Plant of the Month: Eranthis hyemalis 'Schwefelglanz'
Eranthis hyemalis, the winter aconite, is a tuberous rooted herbaceous perennial in the Ranunculaceae family which is native to Europe, favouring woodland habitats. The Latin epithet 'hyemalis' means 'winter flowering' and is valued as one of the earliest of all flowers to appear in many gardens where they make perfect foils for taller growing subjects such as Snowdrops and Hellebores. Being woodland plants by nature, they respond to strengthening sunlight of late winter/ early spring days - they come up, flower and then disappear underground before the canopy can develop too much above them.
It is worth noting that all parts of the plant are poisonous when consumed by humans, as with many members of the Ranunculaceae, though the degree of toxicity reported varies wildly.
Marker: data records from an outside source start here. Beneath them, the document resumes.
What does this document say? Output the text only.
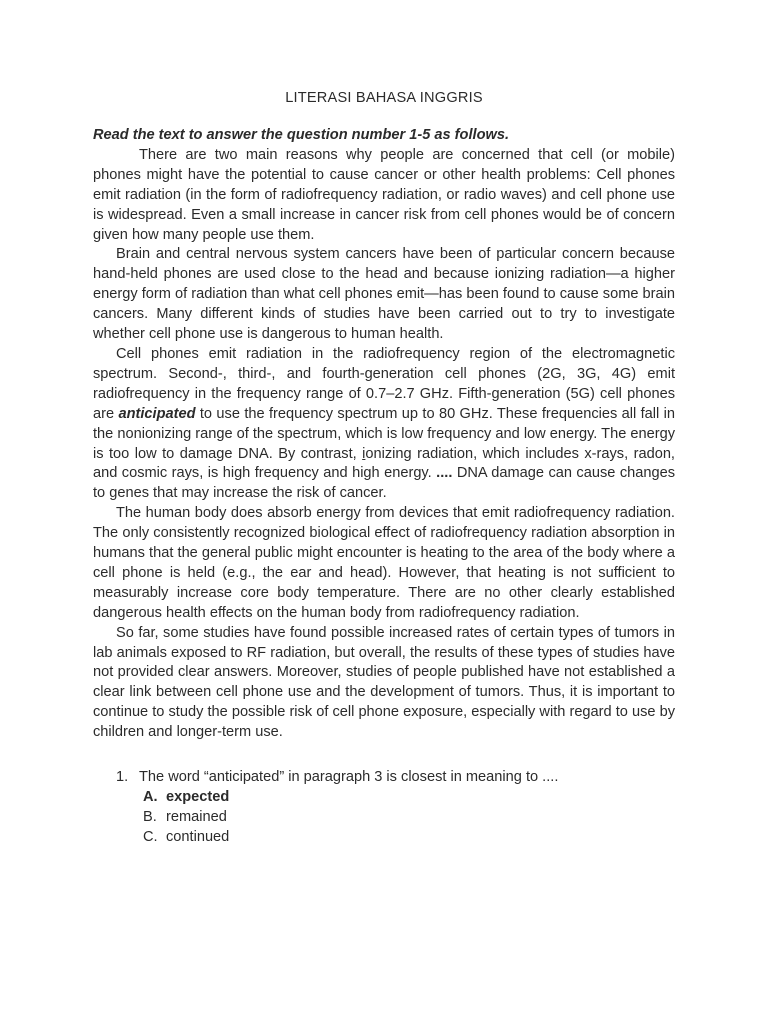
LITERASI BAHASA INGGRIS

Read the text to answer the question number 1-5 as follows.

There are two main reasons why people are concerned that cell (or mobile) phones might have the potential to cause cancer or other health problems: Cell phones emit radiation (in the form of radiofrequency radiation, or radio waves) and cell phone use is widespread. Even a small increase in cancer risk from cell phones would be of concern given how many people use them.

Brain and central nervous system cancers have been of particular concern because hand-held phones are used close to the head and because ionizing radiation—a higher energy form of radiation than what cell phones emit—has been found to cause some brain cancers. Many different kinds of studies have been carried out to try to investigate whether cell phone use is dangerous to human health.

Cell phones emit radiation in the radiofrequency region of the electromagnetic spectrum. Second-, third-, and fourth-generation cell phones (2G, 3G, 4G) emit radiofrequency in the frequency range of 0.7–2.7 GHz. Fifth-generation (5G) cell phones are anticipated to use the frequency spectrum up to 80 GHz. These frequencies all fall in the nonionizing range of the spectrum, which is low frequency and low energy. The energy is too low to damage DNA. By contrast, ionizing radiation, which includes x-rays, radon, and cosmic rays, is high frequency and high energy. .... DNA damage can cause changes to genes that may increase the risk of cancer.

The human body does absorb energy from devices that emit radiofrequency radiation. The only consistently recognized biological effect of radiofrequency radiation absorption in humans that the general public might encounter is heating to the area of the body where a cell phone is held (e.g., the ear and head). However, that heating is not sufficient to measurably increase core body temperature. There are no other clearly established dangerous health effects on the human body from radiofrequency radiation.

So far, some studies have found possible increased rates of certain types of tumors in lab animals exposed to RF radiation, but overall, the results of these types of studies have not provided clear answers. Moreover, studies of people published have not established a clear link between cell phone use and the development of tumors. Thus, it is important to continue to study the possible risk of cell phone exposure, especially with regard to use by children and longer-term use.

1. The word “anticipated” in paragraph 3 is closest in meaning to ....
A. expected
B. remained
C. continued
Several selections have been made of this normally 'buttercup' yellow species; from 'doubles ' - 'Flore Pleno', 'Noel Ayers' and 'Lady Lamortagne' through the bizarre 'Grunling', with green streaking on the petals onto those in the darker yellow, more orange colour range - ' Aurantiacus', 'Orange glow' and 'Schlyters orange'.
'Schwefelglanz' could be thought of as being at the other end of the range, being a pale sulphur/straw like colour. Raised by Ruth Treff of Darmstadt, Germany in 1997, the name translates as 'Sulphur Gloss' or 'Sulphur Glow' depending on which account you come across. Here we see two flowers of E.h. 'Schwefelglanz' compared with the more normal garden form of E. hyemalis.
Seed raised plants produce a high percentage of individuals which are identical to the parent plant. The image shown is from Jim and Jenny Archibald seed (JCA 442.020), supplied by the German plantsman Hermann Fuchs. Seed sown in 2004, took five years to produce their first flowers, all of those that have flowered have been true to this seed-raised strain. The relatively large flowers have hairstreaks of apricot veining along the length of each petal adding to its charm; a hands-and-knees job in the garden but worth the effort.
Cultivation is best in the garden though pot cultivation makes the plants easier to appreciate out of the winter weather. Plant the corms 2" (5cm) deep and 3" (8cm) apart in soil that doesn't dry out completely when they are in full growth. As the season progresses and trees and shrubs take on their leaves, any excess moisture in the soil should be removed - pot grown specimens need to be dried off a little
E.h. 'Schwefelglanz' is almost identical to the much older cultivar 'Pauline' (shown here with the more normal garden form of E. hyemalis), the colouration is the same, down to the streaking on the petals but the flowers do seem to be smaller by comparison, the whole plant seeming less vigorous in growth.E.h. 'Pauline' was discovered in a patch of other Eranthis hyemalis by Patricia Dales and gained a PC in 1986.